Why this matters for marketing teams

For advertising and marketing organizations, the Atlas launch is a data point in a longer argument about where AI value actually gets created inside enterprise marketing stacks. Through 2025 and into 2026, PPC Land has tracked a dense cluster of vendors racing to position their own data as the intelligence layer through which automated marketing decisions flow, from retail media platforms to demand-side platforms to measurement vendors. Atlas enters that competition from a specific angle: rather than building a new destination platform, Adverity is betting that the winning position is the layer sitting quietly beneath whatever AI interface a marketing team already prefers, whether that is an internal dashboard, an agent built in-house, or a general-purpose assistant like Claude or ChatGPT accessed through MCP.

That bet carries a practical implication for buyers evaluating AI vendors this year. The question worth asking of any marketing AI tool is no longer only "does the model perform well," but "does the system answering my question actually know what happened in my business this week." Adverity's own September 2025 data quality research suggests that question has gone unasked for longer than the industry might like to admit, given how many chief marketing officers reported confidence in data they simultaneously acknowledged was unreliable.

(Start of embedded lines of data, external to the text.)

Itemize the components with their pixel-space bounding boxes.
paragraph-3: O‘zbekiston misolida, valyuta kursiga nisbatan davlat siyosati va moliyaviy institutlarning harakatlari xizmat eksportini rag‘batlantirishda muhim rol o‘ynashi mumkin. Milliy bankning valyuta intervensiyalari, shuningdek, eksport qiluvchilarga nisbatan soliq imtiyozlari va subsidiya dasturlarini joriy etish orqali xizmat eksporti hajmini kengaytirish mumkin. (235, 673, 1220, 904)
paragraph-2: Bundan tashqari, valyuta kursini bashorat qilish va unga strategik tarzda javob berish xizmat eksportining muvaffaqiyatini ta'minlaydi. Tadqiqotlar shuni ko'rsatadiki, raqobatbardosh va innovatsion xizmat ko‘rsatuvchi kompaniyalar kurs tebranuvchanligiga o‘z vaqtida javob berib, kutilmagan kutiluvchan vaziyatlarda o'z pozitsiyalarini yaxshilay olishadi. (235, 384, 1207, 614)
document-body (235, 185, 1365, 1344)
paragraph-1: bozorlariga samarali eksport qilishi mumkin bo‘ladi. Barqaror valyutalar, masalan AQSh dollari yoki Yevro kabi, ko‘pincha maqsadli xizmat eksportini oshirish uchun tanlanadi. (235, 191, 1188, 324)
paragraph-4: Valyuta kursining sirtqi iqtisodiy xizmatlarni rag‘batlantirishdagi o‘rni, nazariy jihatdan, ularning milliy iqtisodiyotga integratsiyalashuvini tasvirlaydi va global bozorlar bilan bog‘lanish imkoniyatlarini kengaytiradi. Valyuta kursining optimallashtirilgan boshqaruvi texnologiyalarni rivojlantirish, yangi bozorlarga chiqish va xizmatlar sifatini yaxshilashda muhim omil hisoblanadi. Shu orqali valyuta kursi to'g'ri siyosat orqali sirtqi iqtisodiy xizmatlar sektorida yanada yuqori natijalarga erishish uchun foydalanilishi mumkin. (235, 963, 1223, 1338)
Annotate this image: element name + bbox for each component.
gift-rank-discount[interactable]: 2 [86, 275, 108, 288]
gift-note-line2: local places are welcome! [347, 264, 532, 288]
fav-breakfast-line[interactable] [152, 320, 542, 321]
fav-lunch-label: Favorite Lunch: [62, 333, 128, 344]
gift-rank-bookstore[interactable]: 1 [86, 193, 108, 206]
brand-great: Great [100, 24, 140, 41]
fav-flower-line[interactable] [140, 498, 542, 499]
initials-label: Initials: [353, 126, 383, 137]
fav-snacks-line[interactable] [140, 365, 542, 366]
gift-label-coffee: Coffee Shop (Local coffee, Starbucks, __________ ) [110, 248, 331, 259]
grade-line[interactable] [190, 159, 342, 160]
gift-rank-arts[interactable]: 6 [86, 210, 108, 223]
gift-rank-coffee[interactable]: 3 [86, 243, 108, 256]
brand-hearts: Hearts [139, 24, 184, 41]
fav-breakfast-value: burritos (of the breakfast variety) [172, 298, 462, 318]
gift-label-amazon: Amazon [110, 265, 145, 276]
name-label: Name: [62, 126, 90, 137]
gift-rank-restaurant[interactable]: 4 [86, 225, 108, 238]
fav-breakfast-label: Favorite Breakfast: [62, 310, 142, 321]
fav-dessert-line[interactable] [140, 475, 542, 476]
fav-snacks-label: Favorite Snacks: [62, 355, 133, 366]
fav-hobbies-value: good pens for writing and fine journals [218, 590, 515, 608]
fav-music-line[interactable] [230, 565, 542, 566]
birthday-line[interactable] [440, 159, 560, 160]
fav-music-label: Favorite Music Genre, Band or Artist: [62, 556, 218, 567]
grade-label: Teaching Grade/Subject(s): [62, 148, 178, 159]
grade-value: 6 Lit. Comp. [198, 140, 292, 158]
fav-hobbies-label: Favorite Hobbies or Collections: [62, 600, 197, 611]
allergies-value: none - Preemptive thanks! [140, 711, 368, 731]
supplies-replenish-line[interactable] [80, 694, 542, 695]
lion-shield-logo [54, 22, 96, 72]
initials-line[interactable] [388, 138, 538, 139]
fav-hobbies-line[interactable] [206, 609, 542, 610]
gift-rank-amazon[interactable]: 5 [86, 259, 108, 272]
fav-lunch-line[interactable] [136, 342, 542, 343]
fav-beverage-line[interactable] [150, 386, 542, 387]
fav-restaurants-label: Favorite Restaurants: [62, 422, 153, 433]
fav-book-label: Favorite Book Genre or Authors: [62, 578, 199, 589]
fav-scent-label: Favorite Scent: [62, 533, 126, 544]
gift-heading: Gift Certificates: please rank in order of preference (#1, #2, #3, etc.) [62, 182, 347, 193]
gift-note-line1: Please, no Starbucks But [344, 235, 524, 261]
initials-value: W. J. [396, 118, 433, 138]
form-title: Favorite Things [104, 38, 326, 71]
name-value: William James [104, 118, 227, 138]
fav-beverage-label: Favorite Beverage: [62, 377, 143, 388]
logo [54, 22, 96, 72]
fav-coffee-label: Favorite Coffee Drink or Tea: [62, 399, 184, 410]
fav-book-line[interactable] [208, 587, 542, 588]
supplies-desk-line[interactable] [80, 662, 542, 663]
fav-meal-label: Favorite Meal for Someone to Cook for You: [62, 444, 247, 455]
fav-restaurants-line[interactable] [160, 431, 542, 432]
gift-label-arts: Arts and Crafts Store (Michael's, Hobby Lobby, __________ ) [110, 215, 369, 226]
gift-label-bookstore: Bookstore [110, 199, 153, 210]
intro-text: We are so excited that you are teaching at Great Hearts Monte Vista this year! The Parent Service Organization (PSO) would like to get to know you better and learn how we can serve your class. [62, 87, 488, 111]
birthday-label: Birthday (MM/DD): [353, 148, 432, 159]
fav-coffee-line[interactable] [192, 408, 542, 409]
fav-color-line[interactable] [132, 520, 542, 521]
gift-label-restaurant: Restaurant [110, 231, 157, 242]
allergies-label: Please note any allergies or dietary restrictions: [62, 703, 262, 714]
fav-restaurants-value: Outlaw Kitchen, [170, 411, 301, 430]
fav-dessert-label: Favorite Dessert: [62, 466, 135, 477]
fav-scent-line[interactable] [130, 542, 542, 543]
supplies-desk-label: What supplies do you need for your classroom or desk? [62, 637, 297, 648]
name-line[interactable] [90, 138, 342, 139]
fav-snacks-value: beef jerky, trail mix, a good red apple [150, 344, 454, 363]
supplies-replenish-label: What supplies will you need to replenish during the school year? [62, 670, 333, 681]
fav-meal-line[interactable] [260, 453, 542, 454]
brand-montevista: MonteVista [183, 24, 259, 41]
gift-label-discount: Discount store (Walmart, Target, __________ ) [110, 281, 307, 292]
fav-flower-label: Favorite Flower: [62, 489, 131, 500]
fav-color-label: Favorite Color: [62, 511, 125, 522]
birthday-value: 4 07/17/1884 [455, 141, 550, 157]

Whether a governed knowledge layer closes that gap in practice, rather than simply reframing it, is a question that will only be answered once enterprise customers report results from real deployments, not from a launch announcement.

Timeline

  • September 5, 2025 - Adverity publishes research finding 45% of marketing data used for business decisions is incomplete, inaccurate, or outdated, based on a survey of 200 chief marketing officers.
  • September 12, 2025 - Adverity launches Adverity Intelligence, its first AI-powered analytics layer, built on Model Context Protocol technology with an initial MMM Agent for Google Meridian.
  • November 2024 - Anthropic introduces the Model Context Protocol as an open standard connecting AI assistants to external data and tools, the technology underpinning one of Atlas's two access modes.
  • July 7, 2026 - Adverity launches Adverity Atlas from London and New York, positioning it as a governed marketing knowledge layer sitting atop enterprise data warehouses including Snowflake, BigQuery, Databricks, and Redshift.

Summary

Who: Adverity, a Vienna-based marketing data intelligence company serving more than 600 customers worldwide including Unilever, American Express, Barilla, IPG Mediabrands, GroupM, and Dentsu.

What: The launch of Adverity Atlas, a marketing knowledge layer that sits atop enterprise data warehouses, including Snowflake, BigQuery, Databricks, and Redshift, giving AI systems governed context about marketing data without requiring data migration.

When: Announced July 7, 2026, from Adverity's London and New York offices.

Where: Available at launch to enterprise and agency customers in the DACH region, the UK, and the US.

Why: The launch responds to a persistent gap between AI pilot activity and production deployment across enterprise marketing, a gap the company attributes to AI systems lacking situational business context rather than to weaknesses in the underlying models themselves.